An inverse theorem for the Gowers U^4 norm

TL;DR

This paper proves the inverse theorem for the Gowers U^4 norm, establishing that functions with large U^4 norm correlate with 3-step nilsequences, advancing understanding of higher-order Fourier analysis and prime patterns.

Contribution

It establishes the inverse conjecture for the Gowers U^4 norm, extending previous results to the case s=3 and paving the way for s>=4, with implications for prime number patterns.

Findings

Proved the inverse conjecture for U^4 norm at s=3.

Connected the result to the generalized Hardy-Littlewood prime-tuples conjecture.

Derived asymptotics for 5-term arithmetic progressions of primes.

Abstract

We prove the so-called inverse conjecture for the Gowers U^{s+1}-norm in the case s = 3 (the cases s < 3 being established in previous literature).
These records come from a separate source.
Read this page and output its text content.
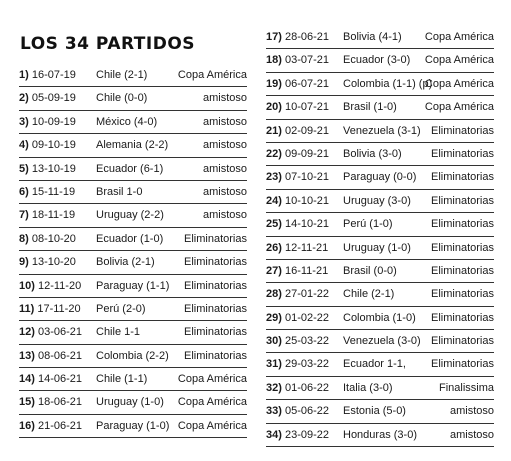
LOS 34 PARTIDOS
1) 16-07-19 Chile (2-1)	Copa América
2) 05-09-19 Chile (0-0)	amistoso
3) 10-09-19 México (4-0)	amistoso
4) 09-10-19 Alemania (2-2)	amistoso
5) 13-10-19 Ecuador (6-1)	amistoso
6) 15-11-19 Brasil 1-0	amistoso
7) 18-11-19 Uruguay (2-2)	amistoso
8) 08-10-20 Ecuador (1-0) Eliminatorias
9) 13-10-20 Bolivia (2-1)	Eliminatorias
10) 12-11-20 Paraguay (1-1) Eliminatorias
11) 17-11-20 Perú (2-0)	Eliminatorias
12) 03-06-21 Chile 1-1	Eliminatorias
13) 08-06-21 Colombia (2-2) Eliminatorias
14) 14-06-21 Chile (1-1)	Copa América
15) 18-06-21 Uruguay (1-0) Copa América
16) 21-06-21 Paraguay (1-0) Copa América
17) 28-06-21 Bolivia (4-1) Copa América
18) 03-07-21 Ecuador (3-0) Copa América
19) 06-07-21 Colombia (1-1) (p)
Copa América
20) 10-07-21 Brasil (1-0)	Copa América
21) 02-09-21 Venezuela (3-1) Eliminatorias
22) 09-09-21 Bolivia (3-0)	Eliminatorias
23) 07-10-21 Paraguay (0-0) Eliminatorias
24) 10-10-21 Uruguay (3-0) Eliminatorias
25) 14-10-21 Perú (1-0)	Eliminatorias
26) 12-11-21 Uruguay (1-0) Eliminatorias
27) 16-11-21 Brasil (0-0)	Eliminatorias
28) 27-01-22 Chile (2-1)	Eliminatorias
29) 01-02-22 Colombia (1-0) Eliminatorias
30) 25-03-22 Venezuela (3-0) Eliminatorias
31) 29-03-22 Ecuador 1-1, Eliminatorias
32) 01-06-22 Italia (3-0)	Finalissima
33) 05-06-22 Estonia (5-0)	amistoso
34) 23-09-22 Honduras (3-0)	amistoso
That is, we establish that if f : [N] -> C is a function with |f(n)| <= 1 for all n and || f ||_{U^4} >= \delta then there is a bounded complexity 3-step nilsequence F(g(n)\Gamma) which correlates with f. The approach seems to generalise so as to prove the inverse conjecture for s >= 4 as well, and a longer paper will follow concerning this. By combining this with several previous papers of the first two authors one obtains the generalised Hardy-Littlewood prime-tuples conjecture for any linear system of complexity at most 3. In particular, we have an asymptotic for the number of 5-term arithmetic progressions p_1 < p_2 < p_3 < p_4 < p_5 <= N of primes.